Rui DeSousa <rui@xxxxxxxxxxxxx> · Mon, 5 Nov 2018 11:48:03 -0500

> On Nov 5, 2018, at 6:24 AM, Achilleas Mantzios <achill@xxxxxxxxxxxxxxxxxxxxx> wrote:
> 
> 
> Our current settings are :
> 
> wal_keep_segments = 512
> max_wal_size = 2GB
> min_wal_size = 1GB
> 
> Our setup is as follows :

The settings seem counterintuitive; if you’re using standard 16MB WAL files then keep parameter is at 8GB but max_wal_size is at 2GB — that seems counterproductive to me and would cause more checkpoints than needed.

How often are your checkpoints occurring and why, time or log? What’s your checkpoint_timeout set to? 

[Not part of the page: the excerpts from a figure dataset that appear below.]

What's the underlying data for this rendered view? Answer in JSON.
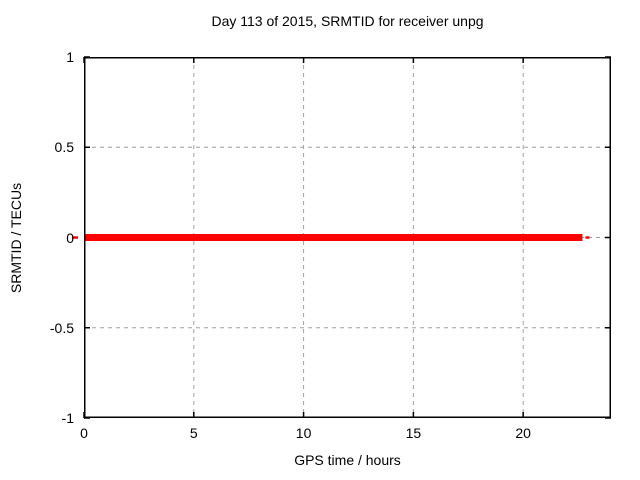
{
  "chart_data": {
    "type": "line",
    "title": "Day 113 of 2015, SRMTID for receiver unpg",
    "xlabel": "GPS time / hours",
    "ylabel": "SRMTID / TECUs",
    "xlim": [
      0,
      24
    ],
    "ylim": [
      -1,
      1
    ],
    "xtick_values": [
      0,
      5,
      10,
      15,
      20
    ],
    "xtick_labels": [
      "0",
      "5",
      "10",
      "15",
      "20"
    ],
    "ytick_values": [
      1,
      0.5,
      0,
      -0.5,
      -1
    ],
    "ytick_labels": [
      "1",
      "0.5",
      "0",
      "-0.5",
      "-1"
    ],
    "grid": true,
    "grid_color": "#a0a0a0",
    "axis_color": "#000000",
    "legend": "none",
    "series": [
      {
        "name": "SRMTID",
        "color": "#ff0000",
        "points": [
          [
            0,
            0
          ],
          [
            22.7,
            0
          ]
        ],
        "description": "constant value 0 TECUs from hour 0 to approximately hour 22.7"
      }
    ]
  }
}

> primary (smadb) <--> (no replication slot) physical hot stanbdby (smadb2) (managed via repmgr) <--> (replication slot) barman
>                 ^--> (replication slot) logical subscriber (testsmadb)
>                 ^--> wal archiving to host (sma) (via /usr/bin/rsync -a --delay-updates %p sma:/smadb/pgsql/pitr/%f )

Did you check the status of both the replication slots and archiving status? 

> No ERRORs indication anything with the archive command in the logs,

Postgres is not going log an error if archive command fails; I believe that is up to the your archive command to log the error. 

I would suspect it might have been your archive command.  Could you verify that you have all the WAL files? I’ve seen a case in a 9.2 environment where the startup removed files that were not yet archived thus losing WAL files and breaking the backup.  

It would be great if you can double check to see if have all the WAL files (no gaps) and report back.